Par un arrêt du 29 mars 2000, la cour d'appel de Poitiers rejette la demande de la société Yacco. Les juges d'appel estiment "qu'en suite d'un contrat d'avance sur ristournes souscrit entre M. Chevreux et la société Yacco (...) Mme Chevreux, par acte authentique du 10 octobre 1990, avait donné son accord exprès pour l'affectation hypothécaire, à la sûreté et à la garantie du remboursement des sommes que la société Yacco pourrait être amenée à payer à l'UFICO (...), l'affectation hypothécaire consentie par Mme Chevreux à la société Yacco ne pouvait porter que sur la part de communauté de M. Chevreux".

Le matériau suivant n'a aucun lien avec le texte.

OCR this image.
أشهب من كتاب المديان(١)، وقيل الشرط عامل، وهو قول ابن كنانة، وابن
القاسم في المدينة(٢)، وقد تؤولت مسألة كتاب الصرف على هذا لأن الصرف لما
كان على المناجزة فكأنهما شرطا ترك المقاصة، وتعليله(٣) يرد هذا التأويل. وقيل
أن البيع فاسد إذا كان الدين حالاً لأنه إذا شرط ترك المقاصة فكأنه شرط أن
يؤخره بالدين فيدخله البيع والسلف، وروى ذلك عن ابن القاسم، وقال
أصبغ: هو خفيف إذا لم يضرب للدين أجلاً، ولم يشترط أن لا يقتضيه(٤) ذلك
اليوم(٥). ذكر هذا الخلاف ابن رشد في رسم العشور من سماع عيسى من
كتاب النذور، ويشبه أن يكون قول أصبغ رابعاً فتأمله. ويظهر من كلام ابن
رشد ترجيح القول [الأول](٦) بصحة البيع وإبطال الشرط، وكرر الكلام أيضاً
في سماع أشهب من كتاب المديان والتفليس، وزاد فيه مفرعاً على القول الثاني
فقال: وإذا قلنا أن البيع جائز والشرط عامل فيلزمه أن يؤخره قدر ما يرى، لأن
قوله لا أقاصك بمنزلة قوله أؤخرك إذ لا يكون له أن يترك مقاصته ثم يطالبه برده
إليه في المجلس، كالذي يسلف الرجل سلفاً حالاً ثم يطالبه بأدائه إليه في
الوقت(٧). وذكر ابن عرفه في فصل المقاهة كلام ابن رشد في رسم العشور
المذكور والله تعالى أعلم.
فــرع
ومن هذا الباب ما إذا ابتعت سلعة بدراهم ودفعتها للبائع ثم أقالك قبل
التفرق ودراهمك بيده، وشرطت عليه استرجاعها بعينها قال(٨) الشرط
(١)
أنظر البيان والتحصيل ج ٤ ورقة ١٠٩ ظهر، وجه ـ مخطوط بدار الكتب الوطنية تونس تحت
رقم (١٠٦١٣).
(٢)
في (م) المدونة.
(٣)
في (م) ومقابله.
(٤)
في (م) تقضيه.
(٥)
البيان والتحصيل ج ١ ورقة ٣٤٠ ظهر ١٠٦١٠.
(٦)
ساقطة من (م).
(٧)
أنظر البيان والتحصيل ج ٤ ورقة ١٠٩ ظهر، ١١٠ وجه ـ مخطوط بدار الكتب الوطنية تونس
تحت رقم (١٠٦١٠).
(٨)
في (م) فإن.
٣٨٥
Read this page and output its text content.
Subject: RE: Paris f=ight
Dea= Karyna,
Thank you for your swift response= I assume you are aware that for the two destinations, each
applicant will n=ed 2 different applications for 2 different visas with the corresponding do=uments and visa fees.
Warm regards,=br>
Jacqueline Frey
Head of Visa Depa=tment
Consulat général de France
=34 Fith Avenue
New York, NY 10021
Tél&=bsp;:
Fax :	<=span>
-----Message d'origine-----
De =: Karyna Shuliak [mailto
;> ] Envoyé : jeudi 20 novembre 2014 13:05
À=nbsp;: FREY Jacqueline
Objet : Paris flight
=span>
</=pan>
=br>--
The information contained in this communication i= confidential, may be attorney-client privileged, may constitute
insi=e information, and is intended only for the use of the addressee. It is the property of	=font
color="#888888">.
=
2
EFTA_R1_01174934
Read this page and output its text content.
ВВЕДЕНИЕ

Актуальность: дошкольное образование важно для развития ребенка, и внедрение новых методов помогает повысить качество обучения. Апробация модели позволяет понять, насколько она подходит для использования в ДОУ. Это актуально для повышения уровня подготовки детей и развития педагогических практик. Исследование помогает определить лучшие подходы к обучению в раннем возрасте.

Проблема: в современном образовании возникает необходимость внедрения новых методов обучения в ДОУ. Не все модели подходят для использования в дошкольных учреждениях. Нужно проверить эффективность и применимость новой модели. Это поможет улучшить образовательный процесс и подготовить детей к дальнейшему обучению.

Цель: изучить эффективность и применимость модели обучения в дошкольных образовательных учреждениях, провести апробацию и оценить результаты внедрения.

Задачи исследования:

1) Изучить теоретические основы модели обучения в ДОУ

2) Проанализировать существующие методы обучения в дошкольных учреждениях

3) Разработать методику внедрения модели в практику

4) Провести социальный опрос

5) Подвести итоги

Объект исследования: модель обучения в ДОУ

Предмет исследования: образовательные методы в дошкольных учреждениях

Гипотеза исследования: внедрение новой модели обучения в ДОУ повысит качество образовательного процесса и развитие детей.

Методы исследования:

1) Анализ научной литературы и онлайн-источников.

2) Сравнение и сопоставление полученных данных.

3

La Cour de cassation, dans sa décision du 19 novembre 2002, se prononce dans le même sens que la cour d'appel. Les magistrats de la Haute cour constatent que " le contrat d'avance sur ristournes avait été souscrit par le mari seul et que, dans un acte postérieur, les époux avaient hypothéqué un bien commun en garantie de cette dette". Par conséquent, "la femme n'avait pas expressément consenti au contrat du 23 juillet 1990, ce dont il résultait que cet acte n'engageait ni ses biens propres ni l'ensemble des biens communs, à l'exception de l'immeuble hypothéqué".
Cette décision a tout d'abord le mérite de rappeler l'obligation de s'assurer du consentement du conjoint pour que les biens communs puissent être engagés. L'importance de ce "consentement exprès" (M. Cabrillac et C. Mouly, Droit des sûretés, précité, n° 141) se trouve souligné comme il l'est en doctrine. Même si ce consentement n'a pas à être assorti de la mention manuscrite exigée par l'article 1326 du Code civil (N° Lexbase : L1437ABT) (en jurisprudence, voir : Cass. civ. 1ère, 13 novembre 1996, n° 94-12.304 N° Lexbase : A9676ABY ; en doctrine, voir : M. Cabrillac et C. Mouly, Droit des sûretés, précité, n° 141 ; D. Legeais, Sûretés et garanties du crédit, précité, n° 105), cet accord doit être vérifié.
A défaut de consentement exprès du conjoint, ne peuvent être obtenues :
- l'opposabilité à l'épouse du jugement de condamnation à l'égard du mari caution (Cass. civ. 1ère, 18 novembre 1992, n° 91-10.473 N° Lexbase : A5655AHW) ;
- la conversion en hypothèque définitive de l'inscription provisoire prise sur un immeuble commun (Cass. civ. 1ère, 29 mai 1996, n° 94-16.615 N° Lexbase : A8570ABZ) ;
- l'inscription d'hypothèque judiciaire provisoire (CA Versailles, 22 juin 1994, Gaz. Pal. 3-4 févr. 1995, flash, p. 23) ;
- la saisie d'un immeuble commun.
Ensuite, le créancier ne peut prendre des sûretés sur les biens communs pour garantir l'exécution du cautionnement, lorsque ce dernier n'a pas reçu l'accord du conjoint. Cet arrêt du 19 novembre 2002 s'inscrit donc en droite ligne de la jurisprudence antérieure et notamment de la décision du 11 avril 1995 (Cass. civ. 1ère, 11 avril 1995, n° 93-13.629 N° Lexbase : A4961ACQ).